Agnès Buzyn, ministre des solidarités et de la santé :

Pour répondre à Mme Aurore Bergé et à Mme Silvia Pinel, à propos de la fertilité, il est clair qu'il est nécessaire de mieux informer les femmes, mais aussi les hommes, sur les risques d'infertilité liés à l'âge. Nous avons d'abord, à mon arrivée, entamé l'élaboration d'une feuille de route sur la santé sexuelle. Nous allons, dans ce cadre, mettre en place une information sur la fertilité à travers l'assurance maladie, pour les hommes comme pour les femmes, et je souhaite m'engager devant vous très clairement sur le fait qu'il s'agit là, à nos yeux, d'un véritable enjeu.

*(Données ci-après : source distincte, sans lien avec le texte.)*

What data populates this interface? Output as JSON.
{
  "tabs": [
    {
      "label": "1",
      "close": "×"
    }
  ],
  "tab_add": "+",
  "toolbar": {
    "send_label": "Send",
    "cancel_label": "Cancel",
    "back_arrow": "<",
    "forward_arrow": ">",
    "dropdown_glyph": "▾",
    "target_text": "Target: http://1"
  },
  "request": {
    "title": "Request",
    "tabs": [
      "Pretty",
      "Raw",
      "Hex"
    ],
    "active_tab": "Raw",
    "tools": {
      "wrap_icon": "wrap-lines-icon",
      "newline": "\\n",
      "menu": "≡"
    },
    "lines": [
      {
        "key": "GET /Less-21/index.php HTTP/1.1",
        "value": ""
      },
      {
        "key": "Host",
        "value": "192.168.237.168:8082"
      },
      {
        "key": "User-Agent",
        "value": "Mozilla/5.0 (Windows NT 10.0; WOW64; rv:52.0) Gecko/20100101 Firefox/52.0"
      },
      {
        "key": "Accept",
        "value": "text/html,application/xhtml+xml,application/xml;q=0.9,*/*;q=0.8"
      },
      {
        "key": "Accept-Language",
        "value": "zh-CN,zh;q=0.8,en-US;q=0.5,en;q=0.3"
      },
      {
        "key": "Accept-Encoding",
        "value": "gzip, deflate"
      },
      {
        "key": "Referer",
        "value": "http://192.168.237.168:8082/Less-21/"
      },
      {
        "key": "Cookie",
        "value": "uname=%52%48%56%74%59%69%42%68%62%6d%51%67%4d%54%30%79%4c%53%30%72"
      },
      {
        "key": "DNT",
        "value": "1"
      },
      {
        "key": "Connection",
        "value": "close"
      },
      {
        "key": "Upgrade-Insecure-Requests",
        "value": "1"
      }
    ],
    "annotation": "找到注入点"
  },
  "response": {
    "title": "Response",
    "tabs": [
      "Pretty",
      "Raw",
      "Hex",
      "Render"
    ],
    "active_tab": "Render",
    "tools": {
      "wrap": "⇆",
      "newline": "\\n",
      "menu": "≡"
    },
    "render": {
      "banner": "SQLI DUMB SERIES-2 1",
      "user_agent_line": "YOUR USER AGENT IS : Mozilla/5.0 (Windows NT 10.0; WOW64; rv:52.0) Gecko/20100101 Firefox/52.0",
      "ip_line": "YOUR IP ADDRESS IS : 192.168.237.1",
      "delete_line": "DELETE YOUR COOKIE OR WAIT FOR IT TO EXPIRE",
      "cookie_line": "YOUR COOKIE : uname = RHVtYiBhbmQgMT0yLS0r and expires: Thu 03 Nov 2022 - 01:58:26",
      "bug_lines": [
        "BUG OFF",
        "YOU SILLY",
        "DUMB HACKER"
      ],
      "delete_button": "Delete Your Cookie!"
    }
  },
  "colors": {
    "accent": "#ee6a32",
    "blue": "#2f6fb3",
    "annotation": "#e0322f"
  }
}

Nous souhaitons aussi, notamment dans le cadre de la politique familiale, mieux accompagner la parentalité, mieux organiser la conciliation de la vie familiale et de la vie professionnelle. La loi de bioéthique ne doit pas aboutir à aggraver la situation actuelle. Elle vient en réparation pour quelques femmes ou hommes qui souffrent d'infertilité, mais tout ce que nous pourrons faire pour maintenir un âge de la grossesse précoce et une grossesse naturelle, qui permette aux femmes d'inscrire leur vie familiale au sein de leur parcours professionnel, sera évidemment tout aussi important. Toutefois, il n'y a pas lieu d'inscrire cela dans la loi : ce n'est pas l'objet d'une loi de bioéthique que de parler de l'information dans ce domaine. Je rappelle qu'une loi de bioéthique doit traiter de nouvelles techniques médicales et de progrès scientifique.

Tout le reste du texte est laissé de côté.